27 mai 2013

Tournoi de l'ECE, le rugby RTT.

Par Le Blogueur


Bienvenue au Tournoi des écoles de rugby de Saint-Médard. Ce tournoi réunit les U15 masculin, U15 féminin, U17, U19 et on passe tout de suite, grâce aux Archiball, à U40 et U50. (Pour ceux qui ne connaissent pas les mutations modernes du sport, les U-quelque-chose c'est l'équivalent des moins-de-quelque-chose)
Nous sommes donc la seule équipe vétéran, je dirais même vintage grâce à notre tenue année 80. Les maillots stretch sont d'une telle banalité que, pour marquer les esprits, nous avons voulu mettre une touche rétro. Au-delà de l'effet nuisette quand le maillot n'est pas fourré dans le short, le côté sexy et glamour est rehaussé par les extrémités des manches autrefois élastiques et qui sont étrangement devenus de fines œuvres de macramé par la patine du temps.
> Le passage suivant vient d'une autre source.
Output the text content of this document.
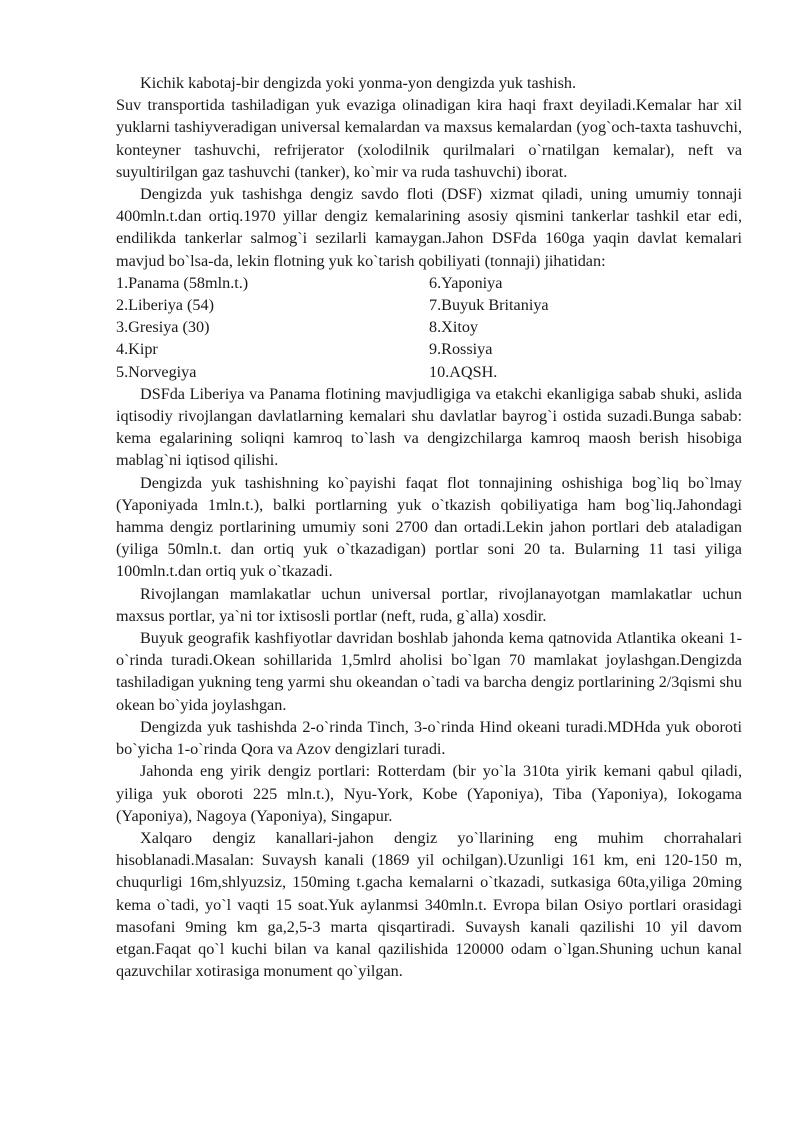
Kichik kabotaj-bir dengizda yoki yonma-yon dengizda yuk tashish.

Suv transportida tashiladigan yuk evaziga olinadigan kira haqi fraxt deyiladi.Kemalar har xil yuklarni tashiyveradigan universal kemalardan va maxsus kemalardan (yog`och-taxta tashuvchi, konteyner tashuvchi, refrijerator (xolodilnik qurilmalari o`rnatilgan kemalar), neft va suyultirilgan gaz tashuvchi (tanker), ko`mir va ruda tashuvchi) iborat.

Dengizda yuk tashishga dengiz savdo floti (DSF) xizmat qiladi, uning umumiy tonnaji 400mln.t.dan ortiq.1970 yillar dengiz kemalarining asosiy qismini tankerlar tashkil etar edi, endilikda tankerlar salmog`i sezilarli kamaygan.Jahon DSFda 160ga yaqin davlat kemalari mavjud bo`lsa-da, lekin flotning yuk ko`tarish qobiliyati (tonnaji) jihatidan:

1.Panama (58mln.t.)	6.Yaponiya
2.Liberiya (54)	7.Buyuk Britaniya
3.Gresiya (30)	8.Xitoy
4.Kipr	9.Rossiya
5.Norvegiya	10.AQSH.

DSFda Liberiya va Panama flotining mavjudligiga va etakchi ekanligiga sabab shuki, aslida iqtisodiy rivojlangan davlatlarning kemalari shu davlatlar bayrog`i ostida suzadi.Bunga sabab: kema egalarining soliqni kamroq to`lash va dengizchilarga kamroq maosh berish hisobiga mablag`ni iqtisod qilishi.

Dengizda yuk tashishning ko`payishi faqat flot tonnajining oshishiga bog`liq bo`lmay (Yaponiyada 1mln.t.), balki portlarning yuk o`tkazish qobiliyatiga ham bog`liq.Jahondagi hamma dengiz portlarining umumiy soni 2700 dan ortadi.Lekin jahon portlari deb ataladigan (yiliga 50mln.t. dan ortiq yuk o`tkazadigan) portlar soni 20 ta. Bularning 11 tasi yiliga 100mln.t.dan ortiq yuk o`tkazadi.

Rivojlangan mamlakatlar uchun universal portlar, rivojlanayotgan mamlakatlar uchun maxsus portlar, ya`ni tor ixtisosli portlar (neft, ruda, g`alla) xosdir.

Buyuk geografik kashfiyotlar davridan boshlab jahonda kema qatnovida Atlantika okeani 1-o`rinda turadi.Okean sohillarida 1,5mlrd aholisi bo`lgan 70 mamlakat joylashgan.Dengizda tashiladigan yukning teng yarmi shu okeandan o`tadi va barcha dengiz portlarining 2/3qismi shu okean bo`yida joylashgan.

Dengizda yuk tashishda 2-o`rinda Tinch, 3-o`rinda Hind okeani turadi.MDHda yuk oboroti bo`yicha 1-o`rinda Qora va Azov dengizlari turadi.

Jahonda eng yirik dengiz portlari: Rotterdam (bir yo`la 310ta yirik kemani qabul qiladi, yiliga yuk oboroti 225 mln.t.), Nyu-York, Kobe (Yaponiya), Tiba (Yaponiya), Iokogama (Yaponiya), Nagoya (Yaponiya), Singapur.

Xalqaro dengiz kanallari-jahon dengiz yo`llarining eng muhim chorrahalari hisoblanadi.Masalan: Suvaysh kanali (1869 yil ochilgan).Uzunligi 161 km, eni 120-150 m, chuqurligi 16m,shlyuzsiz, 150ming t.gacha kemalarni o`tkazadi, sutkasiga 60ta,yiliga 20ming kema o`tadi, yo`l vaqti 15 soat.Yuk aylanmsi 340mln.t. Evropa bilan Osiyo portlari orasidagi masofani 9ming km ga,2,5-3 marta qisqartiradi. Suvaysh kanali qazilishi 10 yil davom etgan.Faqat qo`l kuchi bilan va kanal qazilishida 120000 odam o`lgan.Shuning uchun kanal qazuvchilar xotirasiga monument qo`yilgan.
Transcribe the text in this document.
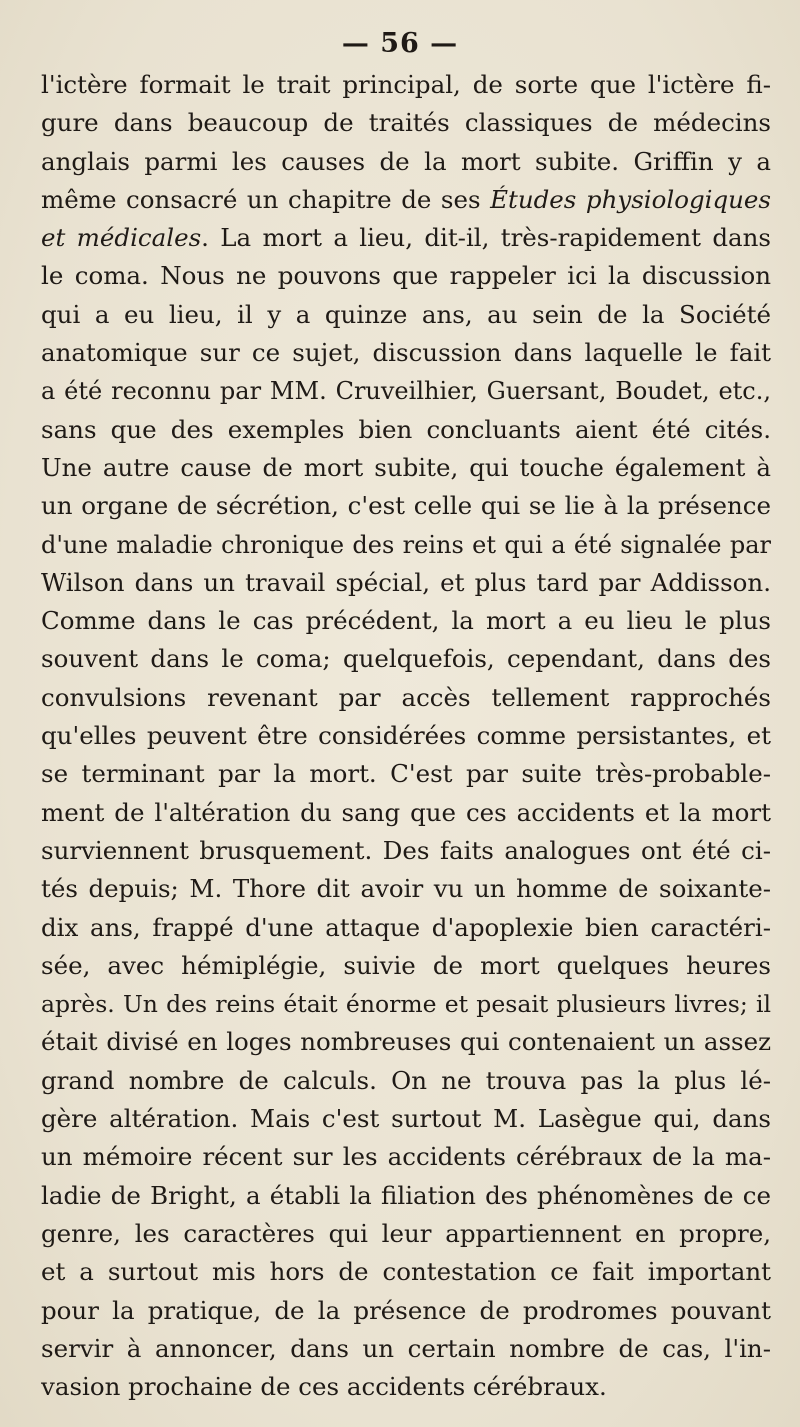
— 56 —
l'ictère formait le trait principal, de sorte que l'ictère fi-
gure dans beaucoup de traités classiques de médecins
anglais parmi les causes de la mort subite. Griffin y a
même consacré un chapitre de ses Études physiologiques
et médicales. La mort a lieu, dit-il, très-rapidement dans
le coma. Nous ne pouvons que rappeler ici la discussion
qui a eu lieu, il y a quinze ans, au sein de la Société
anatomique sur ce sujet, discussion dans laquelle le fait
a été reconnu par MM. Cruveilhier, Guersant, Boudet, etc.,
sans que des exemples bien concluants aient été cités.
Une autre cause de mort subite, qui touche également à
un organe de sécrétion, c'est celle qui se lie à la présence
d'une maladie chronique des reins et qui a été signalée par
Wilson dans un travail spécial, et plus tard par Addisson.
Comme dans le cas précédent, la mort a eu lieu le plus
souvent dans le coma; quelquefois, cependant, dans des
convulsions revenant par accès tellement rapprochés
qu'elles peuvent être considérées comme persistantes, et
se terminant par la mort. C'est par suite très-probable-
ment de l'altération du sang que ces accidents et la mort
surviennent brusquement. Des faits analogues ont été ci-
tés depuis; M. Thore dit avoir vu un homme de soixante-
dix ans, frappé d'une attaque d'apoplexie bien caractéri-
sée, avec hémiplégie, suivie de mort quelques heures
après. Un des reins était énorme et pesait plusieurs livres; il
était divisé en loges nombreuses qui contenaient un assez
grand nombre de calculs. On ne trouva pas la plus lé-
gère altération. Mais c'est surtout M. Lasègue qui, dans
un mémoire récent sur les accidents cérébraux de la ma-
ladie de Bright, a établi la filiation des phénomènes de ce
genre, les caractères qui leur appartiennent en propre,
et a surtout mis hors de contestation ce fait important
pour la pratique, de la présence de prodromes pouvant
servir à annoncer, dans un certain nombre de cas, l'in-
vasion prochaine de ces accidents cérébraux.
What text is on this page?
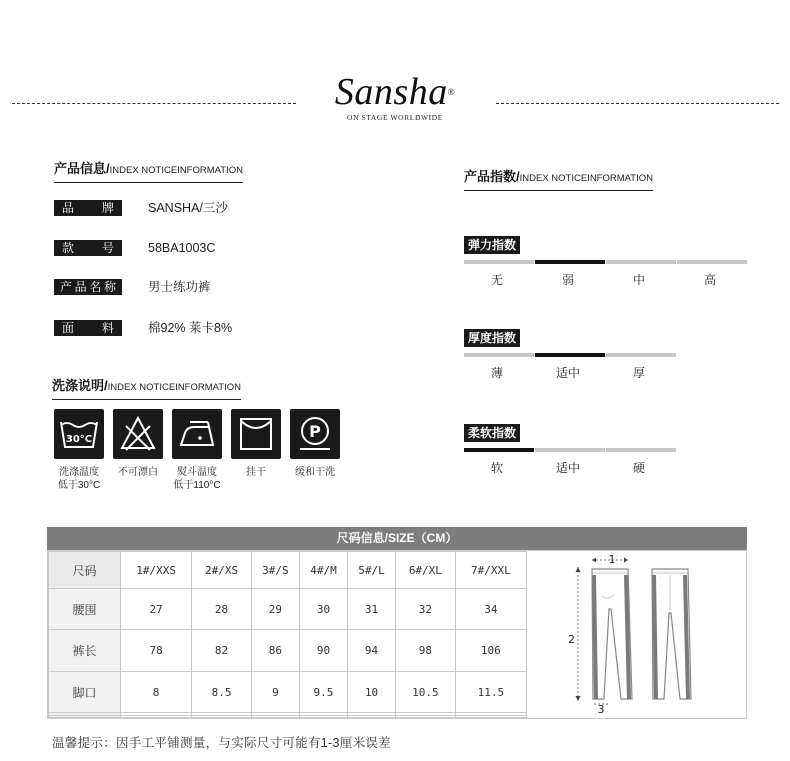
Sansha®
ON STAGE WORLDWIDE
产品信息/INDEX NOTICEINFORMATION
品　牌	SANSHA/三沙
款　号	58BA1003C
产品名称	男士练功裤
面　料	棉92% 莱卡8%
洗涤说明/INDEX NOTICEINFORMATION
30°C	P
洗涤温度
低于30°C
不可漂白	熨斗温度
低于110°C
挂干	缓和干洗
产品指数/INDEX NOTICEINFORMATION
弹力指数
无	弱	中	高
厚度指数
薄	适中	厚
柔软指数
软	适中	硬
尺码信息/SIZE（CM）
尺码	1#/XXS	2#/XS	3#/S	4#/M	5#/L	6#/XL	7#/XXL
腰围	27	28	29	30	31	32	34
裤长	78	82	86	90	94	98	106
脚口	8	8.5	9	9.5	10	10.5	11.5

1
2
3
温馨提示：因手工平铺测量，与实际尺寸可能有1-3厘米误差
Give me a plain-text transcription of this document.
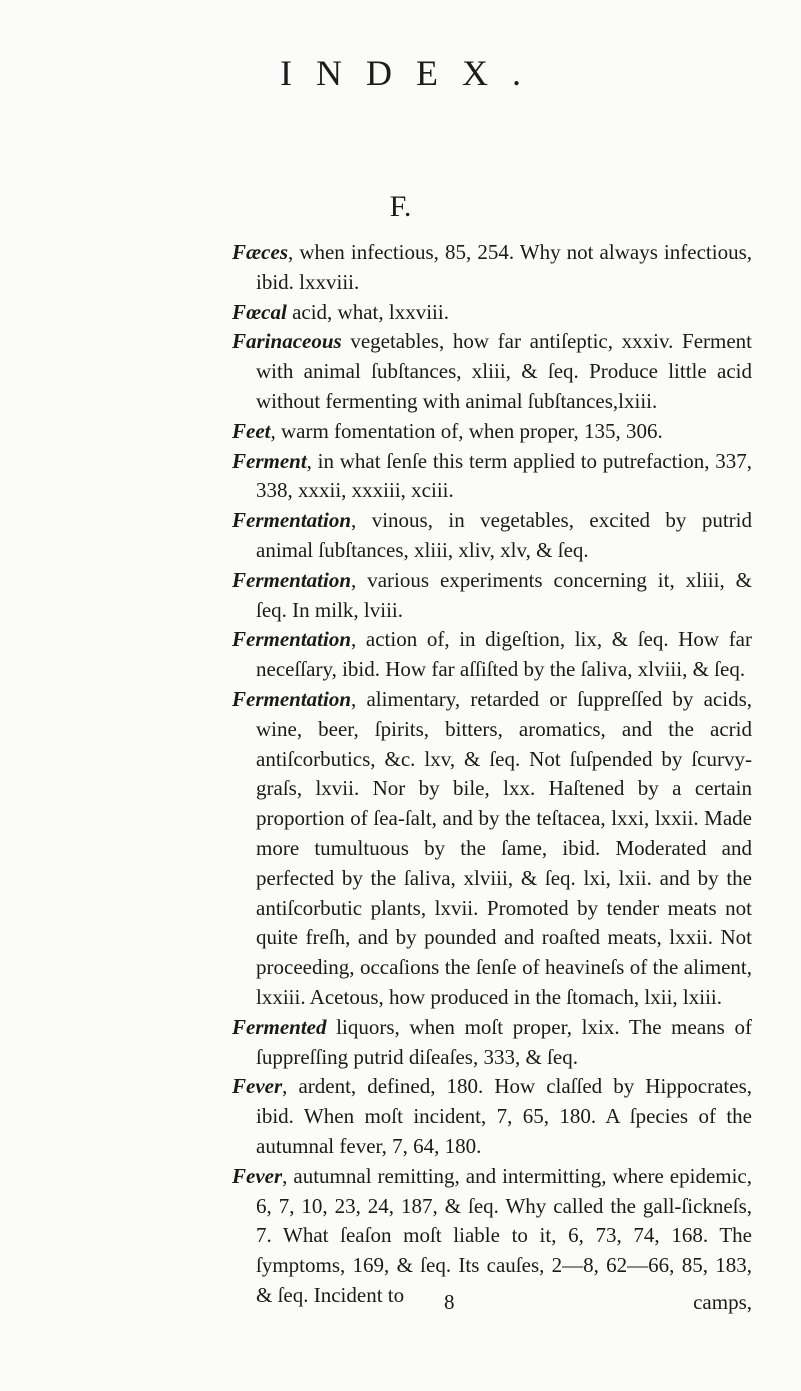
INDEX.
F.

Fæces, when infectious, 85, 254. Why not always infectious, ibid. lxxviii.

Fœcal acid, what, lxxviii.

Farinaceous vegetables, how far antiſeptic, xxxiv. Ferment with animal ſubſtances, xliii, & ſeq. Produce little acid without fermenting with animal ſubſtances,lxiii.

Feet, warm fomentation of, when proper, 135, 306.

Ferment, in what ſenſe this term applied to putrefaction, 337, 338, xxxii, xxxiii, xciii.

Fermentation, vinous, in vegetables, excited by putrid animal ſubſtances, xliii, xliv, xlv, & ſeq.

Fermentation, various experiments concerning it, xliii, & ſeq. In milk, lviii.

Fermentation, action of, in digeſtion, lix, & ſeq. How far neceſſary, ibid. How far aſſiſted by the ſaliva, xlviii, & ſeq.

Fermentation, alimentary, retarded or ſuppreſſed by acids, wine, beer, ſpirits, bitters, aromatics, and the acrid antiſcorbutics, &c. lxv, & ſeq. Not ſuſpended by ſcurvy-graſs, lxvii. Nor by bile, lxx. Haſtened by a certain proportion of ſea-ſalt, and by the teſtacea, lxxi, lxxii. Made more tumultuous by the ſame, ibid. Moderated and perfected by the ſaliva, xlviii, & ſeq. lxi, lxii. and by the antiſcorbutic plants, lxvii. Promoted by tender meats not quite freſh, and by pounded and roaſted meats, lxxii. Not proceeding, occaſions the ſenſe of heavineſs of the aliment, lxxiii. Acetous, how produced in the ſtomach, lxii, lxiii.

Fermented liquors, when moſt proper, lxix. The means of ſuppreſſing putrid diſeaſes, 333, & ſeq.

Fever, ardent, defined, 180. How claſſed by Hippocrates, ibid. When moſt incident, 7, 65, 180. A ſpecies of the autumnal fever, 7, 64, 180.

Fever, autumnal remitting, and intermitting, where epidemic, 6, 7, 10, 23, 24, 187, & ſeq. Why called the gall-ſickneſs, 7. What ſeaſon moſt liable to it, 6, 73, 74, 168. The ſymptoms, 169, & ſeq. Its cauſes, 2—8, 62—66, 85, 183, & ſeq. Incident to	8	camps,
Quelques héros de Musard étaient là. Parmi eux, Gwen. J'ai remarqué que Gwen est toujours présent pour les matches, qu'ils soient à toucher ou à plaquer. Il vient même le mardi maintenant, comme mardi dernier. Ou le bâtiment est en pleine crise, ou l'architecture aussi a ses erretétés, ou il touche des primes.
Autour de Gwen, il y a un poète pour qui les erretétés sont une option tous les jours, deux vignerons pour qui les erretétés sont juste une question d'arrêter de téter, un graphiste – moi – qui a réussi deux heures de erretétés pour jouer les deux premiers matches, et deux jeunes autochtones fans de la tenue vintage des Archiball. Esteban, monsieur Riz-au-lait, nous a rejoint pour préparer la relève de son père, monsieur Riz-la-croix.

Le premier match nous oppose tout en douceur à une équipe féminine. Toucher deux mains. On s'en est pas privé. On a défendu avec une telle envie que le match fut remporté haut la main. 4 ou 5 essais à zéro. Le seul comportement étrange est à noter chez Sabite qui se laissait attraper dans des conditions douteuses.

Le deuxième match nous oppose à une équipe de jeunes, qui à premier abord, avait tout pour nous mettre un vent. Mais la nonchalance affichée par notre première tournée de bière entre les deux matches a marqué les esprits et nos adversaires en ont perdu leurs gambettes. Sabite s'est fait bobo au genou. Le match s'est finalement soldé par trois essais à un en faveur des Archiball. On arrose la deuxième victoire par une magnifique averse.

Le troisième match est contre le 7 de l'ECE, les gars du club. Là, on s'est dit que jouer contre un adversaire qui joue à la maison, forcément, c'est plus le même refrain. Sabite, entre-temps, a soigné son genou avec une recette de grand-mère : un peu de camphre pour bien chauffer le muscle et un sac de glaçons derrière pour créer un choc thermique. Il paraît qu'on fait du vin comme ça aussi. Et bien la recette a bien marché. Le match a été remporté par les Archi sur un score serré de je-ne-sais-plus-combien à je-ne-sais-plus-combien. Ce score nous propulse en demie finale.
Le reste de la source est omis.